Sehr geehrte Damen und Herren des Biohof ( ... ) ,

als langjähriger Konsument von Konfitüren und Fruchtaufstrichen habe ich heute erstmals Ihr Produkt "Johann-Stachel-Beer" verkostet und konnte nun nicht an mich halten Ihnen zu mitzuteilen, wie vorzüglich es mir mundete. Ein derart exquisites Produkt ist mir seit geraumer Zeit nicht untergekommen. Man spürt förmlich die Hingabe, mit der dieses Genussmittel gefertigt wurde. Nun komme ich leider nicht umhin einen -wenn auch unmaßgeblichen- Tadel auszusprechen. Wer solch ein Talent in der Schaffung von Feinkost sein Eigen nennt, der trägt zugleich eine Verantwortung. Ihr umwerfendes Sortiment verdient eine Ausweitung. So erwarte ich in der nächsten Saison weitere Delikatessen. Rubus idaeus und Vaccinium myrtillus sollten dabei unbedingt Eingang finden. Darüber hinaus sollten Sie in Betracht ziehen, einige wenige Auserwählte in Ihre Kunst einzuweihen. Ich und meine Partnerin würden uns für eine solche Möglichkeit umgehend in Ihren Produktionsstätten einfinden. Auf das Sie auch in Zukunft die Gaumen Ihrer Ihnen ergebenen Kundschaft verzaubern.

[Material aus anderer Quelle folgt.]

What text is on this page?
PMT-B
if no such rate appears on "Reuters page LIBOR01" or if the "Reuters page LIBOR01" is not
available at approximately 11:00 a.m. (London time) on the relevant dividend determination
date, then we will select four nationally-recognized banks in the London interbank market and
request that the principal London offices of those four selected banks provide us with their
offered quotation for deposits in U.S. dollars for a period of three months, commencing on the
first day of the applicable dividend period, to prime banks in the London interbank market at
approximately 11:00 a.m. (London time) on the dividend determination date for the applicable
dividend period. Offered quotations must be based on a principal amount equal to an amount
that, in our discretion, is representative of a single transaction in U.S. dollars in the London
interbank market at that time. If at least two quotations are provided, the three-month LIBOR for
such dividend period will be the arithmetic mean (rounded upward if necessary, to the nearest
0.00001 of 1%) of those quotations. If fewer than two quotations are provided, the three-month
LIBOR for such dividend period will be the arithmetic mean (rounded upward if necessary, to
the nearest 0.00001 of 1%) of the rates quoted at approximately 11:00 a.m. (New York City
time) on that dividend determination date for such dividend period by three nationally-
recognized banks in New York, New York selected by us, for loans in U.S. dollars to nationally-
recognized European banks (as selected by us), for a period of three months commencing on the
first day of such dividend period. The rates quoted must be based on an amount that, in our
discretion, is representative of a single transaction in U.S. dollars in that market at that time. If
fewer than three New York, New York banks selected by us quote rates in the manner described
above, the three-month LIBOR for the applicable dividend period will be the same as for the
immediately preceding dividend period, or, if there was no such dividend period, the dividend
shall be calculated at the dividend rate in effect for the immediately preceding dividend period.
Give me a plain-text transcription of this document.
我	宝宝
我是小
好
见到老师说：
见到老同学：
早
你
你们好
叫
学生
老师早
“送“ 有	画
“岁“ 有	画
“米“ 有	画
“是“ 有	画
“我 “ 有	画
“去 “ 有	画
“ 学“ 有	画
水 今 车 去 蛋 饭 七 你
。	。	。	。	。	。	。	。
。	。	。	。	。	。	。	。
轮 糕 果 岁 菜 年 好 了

Und die Antwort will ich nicht vorenthalten:

Sehr geehrter Herr von ( ... ),

mit großer Freude haben wir Ihre Reaktion als zufriedener Kunde unserer Produkte zur Kenntnis genommen. Seit der Gründung des Biohof ( ... ) hat die Nachhaltigkeit unserer Waren sowie die Zufriedenheit unserer Kunden oberste Prämisse. Zu meinem tiefen Bedauern muss ich Ihnen mitteilen, dass eine Ausweitung des Sortiments Ihren Wünschen entsprechend, in näherer Zukunft nicht durchführbar ist. Mit einer traditionsreichen Marke wie der unseren haben wir uns verpflichtet nur Feinkost anzubieten, welche den höchsten Qualitätsanforderungen unserer anspruchsvollen und urteilssicheren Kundschaft gerecht wird. Da wir im Moment nur über eine begrenzte Anbaufläche verfügen, deren Bodenqualität den erlesenen Geschmack unserer Früchte garantiert, ist es uns leider nicht möglich Ihren Wunsch zeitnah zu berücksichtigen. Darüber hinaus beschäftigen wir nur professionelle Pflücker, die dem Ursprungsgut voller Hingabe und dem gebührenden Respekt begegnen. Die begrenzte Anzahl dieser hervorragend ausgebildeten und idealistischen Mitarbeiter beschränkt die Ausweitung unseres Warenangebotes zusätzlich. Bitte haben sie Verständnis für diesen Umstand. Vielleicht ist es Ihnen einen Trost zu wissen, dass sie mit "Johann-Stachel-Beer" vom Biohof ( ... ) eine der exklusivsten Gourmetspeisen genießen können. Des Weiteren freut es uns, ihnen mitteilen zu dürfen, dass in unserem Stammhaus in ( ... ) einmal pro Saison, ein "Schnupperkurs Konfitüre" für unsere treuesten Kunden stattfindet. Da wir uns erlauben, Sie zu diesem erlesenen Kreis zu zählen, würden wir uns freuen Sie und Ihre Partnerin zum nächstmöglichen Termin in unserer Manufaktur begrüßen zu dürfen.

Hochachtungsvoll

Sales Manager
Distribution Manager
Head of Manufacturing
Head of the legal department

Ich freu mich wirklich wie verrückt. An dem Kurs nehme ich in jedem Falle teil. Marmeladengläschen werden schon fleißig gesammelt!